Sangue possui alto valor nutricional devido a seus teores de lisina e leucina (fibrinogênio, globulinas, albumina). Outra vantagem, de caráter estratégico, reside no fato de que a fonte é facilmente disponível em matadouros (estima-se que ao final da década de 70 o Brasil teria produzido 18 mil toneladas de proteínas sanguínea por ano).
Por fim, uma fonte não-convencional de proteína consiste na de penas, incluindo também cascos, unhas, pelos, cabelo, pele de anfíbios e lã, todas com potencial voltado à produção de rações, já que o alto teor de queratina, com riqueza de suas pontes dissulfeto, resulta em diminuída digestibilidade para o animal.
Fatores antinutricionais proteicos
Em síntese ao que foi mencionado acima, esses fatores podem incluir inibidores de proteases (soja, feijão), avidina de ovos (combinação com vitamina biotina), tiaminases de crustáceos, peixes e plantas (hidrolizantes de vitamina B1), ovotransferrina (ligadora de ferro, polipeptídeos do glúten (em monogástricos causa a severa e aguda doença celíaca, além de se combinarem à vitamina niacina), e aminoácidos tóxicos. Dentre esses últimos destacam-se a mimosina da forrageira do gado, análogo estrutural do triptofano, o ácido djentóico do feijão sumatra, similar à cistina, cianoalanina e ácidos diaminobutírico e diaminopropiônico, os três últimos causadores do latirismo em rebanhos.

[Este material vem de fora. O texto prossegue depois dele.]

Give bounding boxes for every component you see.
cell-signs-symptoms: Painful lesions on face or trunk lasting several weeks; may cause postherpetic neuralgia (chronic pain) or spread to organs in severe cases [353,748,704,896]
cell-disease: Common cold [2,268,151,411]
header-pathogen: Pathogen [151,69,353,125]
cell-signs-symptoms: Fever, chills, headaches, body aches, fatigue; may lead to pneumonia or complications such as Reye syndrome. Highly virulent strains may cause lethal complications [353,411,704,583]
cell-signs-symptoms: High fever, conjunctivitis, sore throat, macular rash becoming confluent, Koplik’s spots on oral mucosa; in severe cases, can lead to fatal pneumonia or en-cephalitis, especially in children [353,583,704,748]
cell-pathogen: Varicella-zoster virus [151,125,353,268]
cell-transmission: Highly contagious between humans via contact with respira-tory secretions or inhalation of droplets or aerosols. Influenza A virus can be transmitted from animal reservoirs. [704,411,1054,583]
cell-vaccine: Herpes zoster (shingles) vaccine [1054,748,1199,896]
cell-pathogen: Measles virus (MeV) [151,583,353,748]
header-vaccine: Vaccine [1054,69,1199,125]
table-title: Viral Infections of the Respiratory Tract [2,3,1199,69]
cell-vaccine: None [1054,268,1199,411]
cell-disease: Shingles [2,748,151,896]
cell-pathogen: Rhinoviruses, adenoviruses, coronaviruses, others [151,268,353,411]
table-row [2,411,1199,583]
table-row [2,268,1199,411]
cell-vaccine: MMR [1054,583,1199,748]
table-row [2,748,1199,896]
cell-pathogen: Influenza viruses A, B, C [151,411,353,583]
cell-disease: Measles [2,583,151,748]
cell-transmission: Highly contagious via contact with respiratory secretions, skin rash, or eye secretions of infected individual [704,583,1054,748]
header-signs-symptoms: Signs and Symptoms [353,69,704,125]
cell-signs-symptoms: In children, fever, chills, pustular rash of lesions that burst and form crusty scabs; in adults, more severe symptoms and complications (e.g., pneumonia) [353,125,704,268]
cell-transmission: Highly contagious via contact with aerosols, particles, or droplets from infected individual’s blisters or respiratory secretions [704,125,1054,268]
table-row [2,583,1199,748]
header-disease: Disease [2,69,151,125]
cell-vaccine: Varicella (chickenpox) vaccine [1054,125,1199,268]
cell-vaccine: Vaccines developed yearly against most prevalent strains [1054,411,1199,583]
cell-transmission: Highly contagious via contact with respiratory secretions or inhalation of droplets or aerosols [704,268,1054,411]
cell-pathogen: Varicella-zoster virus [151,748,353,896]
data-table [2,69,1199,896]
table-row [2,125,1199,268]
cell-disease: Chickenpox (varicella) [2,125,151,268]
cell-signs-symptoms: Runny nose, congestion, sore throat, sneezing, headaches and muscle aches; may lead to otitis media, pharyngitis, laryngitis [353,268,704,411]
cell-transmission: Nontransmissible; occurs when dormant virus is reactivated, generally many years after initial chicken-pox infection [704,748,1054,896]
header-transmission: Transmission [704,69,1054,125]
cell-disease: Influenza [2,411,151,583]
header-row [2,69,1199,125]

Deteriorações e modificações protéicas
Como fonte alimentar para os rebanhos, a proteína pode sofrer diversas transformações ou modificações que convergem sua estrutura a um efeito pró ou antinutricional. Tais modificações parecem incluir reações de Maillard (combinação de aminas protéicas com carboidratos redutores), tratamentos térmicos (inativação enzimática, de produtos de Maillard e de proteínas tóxicas), tratamentos ácidos e básicos (degradação, desnaturação e racemização), desnaturação a frio (sequestro hídrico nas estruturas protéicas levando à formação de cristais de gelo), oxidação e peroxidação (cadeias laterais de aminoácidos e ácidos graxos insaturados), fotodegradação e alterações na atividade de água (decomposição e oxidação).